If Nadya Tolokonnikova (above) wanted to abandon protest and
flee Russia for a life of quiet exile in the west, it wouldn’t be so
surprising.
Although she was freed, by presidential amnesty, last December
after serving 18 months in prison for participating in an anti-Putin punk protest,
the Pussy Rioter remains under the close watch of the Russian state.
Naturally,
her emails are monitored; more disturbingly she recently discovered that state
security agents dropped by a cafe she regularly visits to install bugging
devices. She has been horsewhipped by police in Sochi and had green paint
thrown in her eyes by plain-clothed officers in a regional branch of
McDonald’s.
Many of her friends and fellow protesters have
decided to leave, in a new wave of departures that she describes as “the emigration
of disillusionment”.
In the two-and-a-half years since Pussy Riot, in
rainbow-colored tights and balaclavas, stormed into Moscow’s Christ the Saviour
cathedral to sing their Punk Prayer (“Virgin Mary, mother of God, banish Putin!

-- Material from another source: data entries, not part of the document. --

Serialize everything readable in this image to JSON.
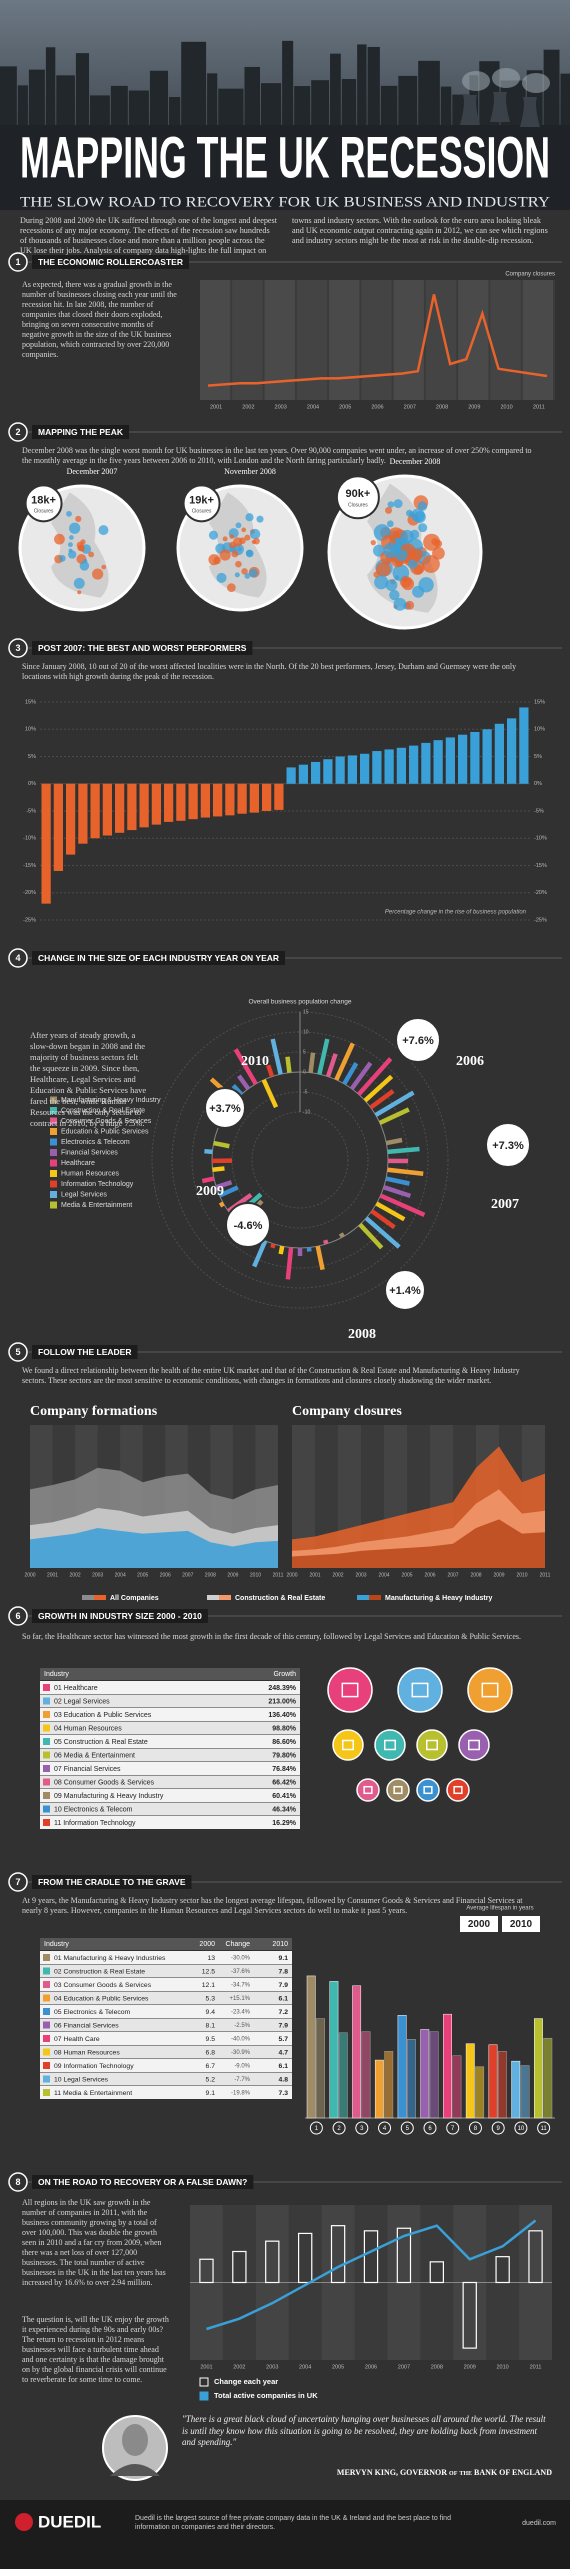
{
  "header": {
    "title": "MAPPING THE UK RECESSION",
    "subtitle": "THE SLOW ROAD TO RECOVERY FOR UK BUSINESS AND INDUSTRY",
    "intro": "During 2008 and 2009 the UK suffered through one of the longest and deepest recessions of any major economy. The effects of the recession saw hundreds of thousands of businesses close and more than a million people across the UK lose their jobs. Analysis of company data high-lights the full impact on towns and industry sectors. With the outlook for the euro area looking bleak and UK economic output contracting again in 2012, we can see which regions and industry sectors might be the most at risk in the double-dip recession."
  },
  "sections": [
    {
      "number": "1",
      "heading": "THE ECONOMIC ROLLERCOASTER",
      "text": "As expected, there was a gradual growth in the number of businesses closing each year until the recession hit. In late 2008, the number of companies that closed their doors exploded, bringing on seven consecutive months of negative growth in the size of the UK business population, which contracted by over 220,000 companies."
    },
    {
      "number": "2",
      "heading": "MAPPING THE PEAK",
      "text": "December 2008 was the single worst month for UK businesses in the last ten years. Over 90,000 companies went under, an increase of over 250% compared to the monthly average in the five years between 2006 to 2010, with London and the North faring particularly badly."
    },
    {
      "number": "3",
      "heading": "POST 2007: THE BEST AND WORST PERFORMERS",
      "text": "Since January 2008, 10 out of 20 of the worst affected localities were in the North. Of the 20 best performers, Jersey, Durham and Guernsey were the only locations with high growth during the peak of the recession."
    },
    {
      "number": "4",
      "heading": "CHANGE IN THE SIZE OF EACH INDUSTRY YEAR ON YEAR",
      "text": "After years of steady growth, a slow-down began in 2008 and the majority of business sectors felt the squeeze in 2009. Since then, Healthcare, Legal Services and Education & Public Services have fared the best, while Human Resources was the only sector to contract in 2010, by a huge 7.5%."
    },
    {
      "number": "5",
      "heading": "FOLLOW THE LEADER",
      "text": "We found a direct relationship between the health of the entire UK market and that of the Construction & Real Estate and Manufacturing & Heavy Industry sectors. These sectors are the most sensitive to economic conditions, with changes in formations and closures closely shadowing the wider market."
    },
    {
      "number": "6",
      "heading": "GROWTH IN INDUSTRY SIZE 2000 - 2010",
      "text": "So far, the Healthcare sector has witnessed the most growth in the first decade of this century, followed by Legal Services and Education & Public Services."
    },
    {
      "number": "7",
      "heading": "FROM THE CRADLE TO THE GRAVE",
      "text": "At 9 years, the Manufacturing & Heavy Industry sector has the longest average lifespan, followed by Consumer Goods & Services and Financial Services at nearly 8 years. However, companies in the Human Resources and Legal Services sectors do well to make it past 5 years."
    },
    {
      "number": "8",
      "heading": "ON THE ROAD TO RECOVERY OR A FALSE DAWN?",
      "text": "All regions in the UK saw growth in the number of companies in 2011, with the business community growing by a total of over 100,000. This was double the growth seen in 2010 and a far cry from 2009, when there was a net loss of over 127,000 businesses. The total number of active businesses in the UK in the last ten years has increased by 16.6% to over 2.94 million.",
      "text2": "The question is, will the UK enjoy the growth it experienced during the 90s and early 00s? The return to recession in 2012 means businesses will face a turbulent time ahead and one certainty is that the damage brought on by the global financial crisis will continue to reverberate for some time to come."
    }
  ],
  "maps": [
    {
      "label": "December 2007",
      "value": "18k+",
      "unit": "Closures"
    },
    {
      "label": "November 2008",
      "value": "19k+",
      "unit": "Closures"
    },
    {
      "label": "December 2008",
      "value": "90k+",
      "unit": "Closures"
    }
  ],
  "chart_data": [
    {
      "type": "line",
      "title": "Company closures",
      "categories": [
        "2001",
        null,
        "2002",
        null,
        "2003",
        null,
        "2004",
        null,
        "2005",
        null,
        "2006",
        null,
        "2007",
        null,
        "2008",
        null,
        "2009",
        null,
        "2010",
        null,
        "2011",
        null
      ],
      "values": [
        12,
        13,
        14,
        14,
        15,
        16,
        17,
        18,
        18,
        19,
        20,
        21,
        22,
        24,
        88,
        30,
        34,
        72,
        26,
        24,
        22,
        20
      ],
      "color": "#e8632b",
      "ylim": [
        0,
        100
      ]
    },
    {
      "type": "bar",
      "values": [
        -22,
        -16,
        -13,
        -11,
        -10,
        -9.5,
        -9,
        -8.5,
        -8,
        -7.5,
        -7,
        -6.8,
        -6.5,
        -6.2,
        -6,
        -5.8,
        -5.5,
        -5.3,
        -5,
        -4.8,
        3,
        3.5,
        4,
        4.5,
        5,
        5.2,
        5.5,
        6,
        6.3,
        6.6,
        7,
        7.5,
        8,
        8.5,
        9,
        9.5,
        10,
        11,
        12,
        14
      ],
      "color": "#3aa0d8",
      "negative_color": "#e8632b",
      "ylim": [
        -25,
        15
      ],
      "yticks": [
        {
          "value": -25,
          "label": "-25%"
        },
        {
          "value": -20,
          "label": "-20%"
        },
        {
          "value": -15,
          "label": "-15%"
        },
        {
          "value": -10,
          "label": "-10%"
        },
        {
          "value": -5,
          "label": "-5%"
        },
        {
          "value": 0,
          "label": "0%"
        },
        {
          "value": 5,
          "label": "5%"
        },
        {
          "value": 10,
          "label": "10%"
        },
        {
          "value": 15,
          "label": "15%"
        }
      ],
      "x_label": "Percentage change in the rise of business population",
      "grid": true
    },
    {
      "type": "radial",
      "title": "Overall business population change",
      "categories": [
        "2006",
        "2007",
        "2008",
        "2009",
        "2010"
      ],
      "values": [
        7.6,
        7.3,
        1.4,
        -4.6,
        3.7
      ],
      "value_labels": [
        "+7.6%",
        "+7.3%",
        "+1.4%",
        "-4.6%",
        "+3.7%"
      ],
      "ylim": [
        -10,
        15
      ],
      "yticks": [
        -10,
        -5,
        0,
        5,
        10,
        15
      ],
      "series": [
        {
          "name": "Manufacturing & Heavy Industry",
          "color": "#a08c64",
          "values": [
            5,
            4,
            -1,
            -8,
            1
          ]
        },
        {
          "name": "Construction & Real Estate",
          "color": "#40b8b0",
          "values": [
            9,
            8,
            0,
            -9,
            2
          ]
        },
        {
          "name": "Consumer Goods & Services",
          "color": "#e05a8c",
          "values": [
            6,
            5,
            -1,
            -7,
            2
          ]
        },
        {
          "name": "Education & Public Services",
          "color": "#f0a030",
          "values": [
            10,
            9,
            6,
            1,
            8
          ]
        },
        {
          "name": "Electronics & Telecom",
          "color": "#3a90d0",
          "values": [
            6,
            6,
            1,
            -5,
            3
          ]
        },
        {
          "name": "Financial Services",
          "color": "#9a60b0",
          "values": [
            8,
            7,
            2,
            -4,
            4
          ]
        },
        {
          "name": "Healthcare",
          "color": "#e8407a",
          "values": [
            12,
            12,
            8,
            3,
            10
          ]
        },
        {
          "name": "Human Resources",
          "color": "#f5c518",
          "values": [
            9,
            8,
            2,
            -3,
            -7.5
          ]
        },
        {
          "name": "Information Technology",
          "color": "#e0402a",
          "values": [
            7,
            7,
            1,
            -5,
            3
          ]
        },
        {
          "name": "Legal Services",
          "color": "#60b0e0",
          "values": [
            11,
            11,
            7,
            2,
            9
          ]
        },
        {
          "name": "Media & Entertainment",
          "color": "#b8c030",
          "values": [
            8,
            8,
            2,
            -4,
            4
          ]
        }
      ]
    },
    {
      "type": "area",
      "title": "Company formations",
      "categories": [
        "2000",
        "2001",
        "2002",
        "2003",
        "2004",
        "2005",
        "2006",
        "2007",
        "2008",
        "2009",
        "2010",
        "2011"
      ],
      "ylim": [
        0,
        100
      ],
      "series": [
        {
          "name": "All Companies",
          "color": "#8c8c8c",
          "values": [
            55,
            58,
            62,
            70,
            68,
            60,
            64,
            66,
            52,
            48,
            55,
            58
          ]
        },
        {
          "name": "Construction & Real Estate",
          "color": "#d0d0d0",
          "values": [
            30,
            32,
            36,
            42,
            40,
            36,
            38,
            40,
            28,
            24,
            28,
            30
          ]
        },
        {
          "name": "Manufacturing & Heavy Industry",
          "color": "#3aa0d8",
          "values": [
            20,
            22,
            24,
            28,
            26,
            24,
            25,
            26,
            18,
            15,
            18,
            19
          ]
        }
      ]
    },
    {
      "type": "area",
      "title": "Company closures",
      "categories": [
        "2000",
        "2001",
        "2002",
        "2003",
        "2004",
        "2005",
        "2006",
        "2007",
        "2008",
        "2009",
        "2010",
        "2011"
      ],
      "ylim": [
        0,
        100
      ],
      "series": [
        {
          "name": "All Companies",
          "color": "#e8632b",
          "values": [
            20,
            22,
            26,
            30,
            34,
            38,
            42,
            46,
            70,
            85,
            60,
            66
          ]
        },
        {
          "name": "Construction & Real Estate",
          "color": "#f29a6e",
          "values": [
            12,
            13,
            15,
            18,
            20,
            22,
            25,
            28,
            45,
            55,
            38,
            40
          ]
        },
        {
          "name": "Manufacturing & Heavy Industry",
          "color": "#b8461a",
          "values": [
            8,
            9,
            10,
            12,
            13,
            14,
            15,
            17,
            28,
            34,
            24,
            25
          ]
        }
      ]
    },
    {
      "type": "grouped_bar",
      "title": "Average lifespan in years",
      "categories": [
        "1",
        "2",
        "3",
        "4",
        "5",
        "6",
        "7",
        "8",
        "9",
        "10",
        "11"
      ],
      "ylim": [
        0,
        14
      ],
      "series": [
        {
          "name": "2000",
          "values": [
            13,
            12.5,
            12.1,
            5.3,
            9.4,
            8.1,
            9.5,
            6.8,
            6.7,
            5.2,
            9.1
          ]
        },
        {
          "name": "2010",
          "values": [
            9.1,
            7.8,
            7.9,
            6.1,
            7.2,
            7.9,
            5.7,
            4.7,
            6.1,
            4.8,
            7.3
          ]
        }
      ]
    },
    {
      "type": "combo",
      "categories": [
        "2001",
        "2002",
        "2003",
        "2004",
        "2005",
        "2006",
        "2007",
        "2008",
        "2009",
        "2010",
        "2011"
      ],
      "ylim": [
        -150,
        150
      ],
      "y2lim": [
        2.4,
        3.0
      ],
      "series": [
        {
          "name": "Change each year",
          "color": "#ffffff",
          "style": "bar",
          "values": [
            45,
            60,
            80,
            95,
            110,
            100,
            105,
            40,
            -127,
            50,
            100
          ]
        },
        {
          "name": "Total active companies in UK",
          "color": "#3aa0d8",
          "axis": "y2",
          "values": [
            2.52,
            2.56,
            2.62,
            2.69,
            2.76,
            2.82,
            2.88,
            2.92,
            2.79,
            2.84,
            2.94
          ]
        }
      ]
    }
  ],
  "growth_table": {
    "header": [
      "Industry",
      "Growth"
    ],
    "colors": [
      "#e8407a",
      "#60b0e0",
      "#f0a030",
      "#f5c518",
      "#40b8b0",
      "#b8c030",
      "#9a60b0",
      "#e05a8c",
      "#a08c64",
      "#3a90d0",
      "#e0402a"
    ],
    "rows": [
      [
        "01 Healthcare",
        "248.39%"
      ],
      [
        "02 Legal Services",
        "213.00%"
      ],
      [
        "03 Education & Public Services",
        "136.40%"
      ],
      [
        "04 Human Resources",
        "98.80%"
      ],
      [
        "05 Construction & Real Estate",
        "86.60%"
      ],
      [
        "06 Media & Entertainment",
        "79.80%"
      ],
      [
        "07 Financial Services",
        "76.84%"
      ],
      [
        "08 Consumer Goods & Services",
        "66.42%"
      ],
      [
        "09 Manufacturing & Heavy Industry",
        "60.41%"
      ],
      [
        "10 Electronics & Telecom",
        "46.34%"
      ],
      [
        "11 Information Technology",
        "16.29%"
      ]
    ]
  },
  "lifespan_table": {
    "header": [
      "Industry",
      "2000",
      "Change",
      "2010"
    ],
    "rows": [
      {
        "name": "01 Manufacturing & Heavy Industries",
        "change": "-30.0%"
      },
      {
        "name": "02 Construction & Real Estate",
        "change": "-37.6%"
      },
      {
        "name": "03 Consumer Goods & Services",
        "change": "-34.7%"
      },
      {
        "name": "04 Education & Public Services",
        "change": "+15.1%"
      },
      {
        "name": "05 Electronics & Telecom",
        "change": "-23.4%"
      },
      {
        "name": "06 Financial Services",
        "change": "-2.5%"
      },
      {
        "name": "07 Health Care",
        "change": "-40.0%"
      },
      {
        "name": "08 Human Resources",
        "change": "-30.9%"
      },
      {
        "name": "09 Information Technology",
        "change": "-9.0%"
      },
      {
        "name": "10 Legal Services",
        "change": "-7.7%"
      },
      {
        "name": "11 Media & Entertainment",
        "change": "-19.8%"
      }
    ]
  },
  "quote": {
    "text": "\"There is a great black cloud of uncertainty hanging over businesses all around the world. The result is until they know how this situation is going to be resolved, they are holding back from investment and spending.\"",
    "author": "MERVYN KING, GOVERNOR of the BANK OF ENGLAND"
  },
  "footer": {
    "logo": "DUEDIL",
    "text": "Duedil is the largest source of free private company data in the UK & Ireland and the best place to find information on companies and their directors.",
    "url": "duedil.com"
  }
}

Virgin Mary, mother of God, banish him we pray thee!”), the optimistic
exuberance of Russia’s anti-Putin protest scene has mostly faded to despair.
Recently she has met her heroes Patti Smith and Noam
Chomsky, spoken at Harvard Institute of Politics, and spent half the night
following her talk protesting outside a police station at the arrest of a
Harvard student for trespassing (he was later released).
She is feted for her
bravery, and gets rock star treatment everywhere she goes, but she says that
she is always anxious to return to Moscow, to get back to work.
She laughs at
the notion of Federal Security Service (FSB) agents trying to wire up her
favorite cafe, and says with the wry understatement that flows beneath most of
her comments: “It’s obviously not very nice.
It makes you realize that the
conditions we endured in prison aren’t actually that different from the
conditions we’re faced with now that we’re free.”